Cryptids, Creatures,
and the Unknown
In the painting Crawl, something moves at the edge of the frame. A tail slips through the grass at the treeline, serpentine and ambiguous, almost indistinguishable from the undergrowth. The creatures in Night, For Now belong to a lineage of folkloric danger: Appalachian skin-walkers, the Salvadoran myths like La Siguanaba or the Cadejo, which appear at crossroads to travelers far from home. My father, who often traversed between the U.S. and El Salvador, swears he saw it once, on a road in Mexico, and has told that story many times! These are figures that live on the edges. Never fully seen, they exist in the corner of your eye and disappear the moment you turn to look.

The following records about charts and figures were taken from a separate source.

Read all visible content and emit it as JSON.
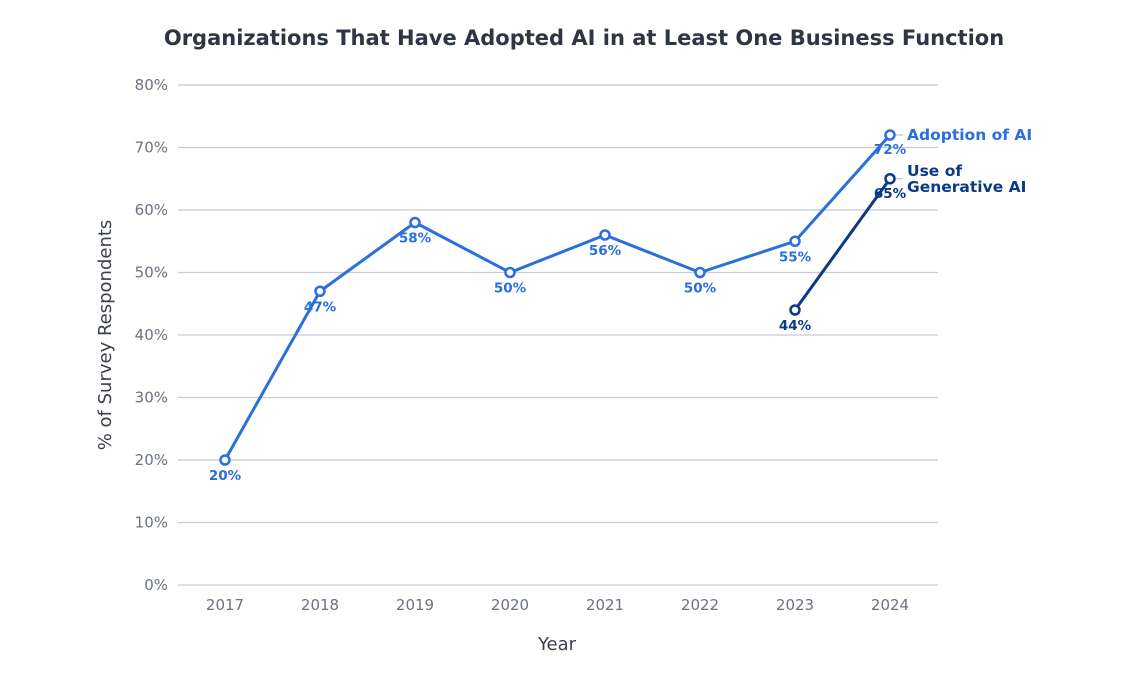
{
  "chart_data": {
    "type": "line",
    "title": "Organizations That Have Adopted AI in at Least One Business Function",
    "xlabel": "Year",
    "ylabel": "% of Survey Respondents",
    "categories": [
      "2017",
      "2018",
      "2019",
      "2020",
      "2021",
      "2022",
      "2023",
      "2024"
    ],
    "ylim": [
      0,
      80
    ],
    "yticks": [
      "0%",
      "10%",
      "20%",
      "30%",
      "40%",
      "50%",
      "60%",
      "70%",
      "80%"
    ],
    "grid": true,
    "legend": "direct labels at right end of lines",
    "series": [
      {
        "name": "Adoption of AI",
        "color": "#2a6fdb",
        "values": [
          20,
          47,
          58,
          50,
          56,
          50,
          55,
          72
        ],
        "labels": [
          "20%",
          "47%",
          "58%",
          "50%",
          "56%",
          "50%",
          "55%",
          "72%"
        ]
      },
      {
        "name_lines": [
          "Use of",
          "Generative AI"
        ],
        "color": "#0b3a82",
        "values": [
          null,
          null,
          null,
          null,
          null,
          null,
          44,
          65
        ],
        "labels": [
          null,
          null,
          null,
          null,
          null,
          null,
          "44%",
          "65%"
        ]
      }
    ]
  }
}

These figures that move through darkness, that watch without declaring themselves, that threaten the vulnerable and the innocent, are not only creatures of folklore; they also echo the lived experience of people who cross borders, who move through terrain that was not made for them, who understand that danger does not always announce itself.
But The Mimic (8 × 10, oil) adds complexity. Rendered in the same visual language as the figures I began painting early on, the Mimic carries a sense of interior life, perhaps even sorrow. If the monster is painted with tenderness, who is the monster?
José Guadalupe Posada understood that the figure society renders inhuman is often the one that carries the most humanity. To villainize what you do not understand is its own form of violence. These creatures can then be seen as symbols, even mirrors. The figures quietly ask a simple question: why does the unknown feel so threatening to us?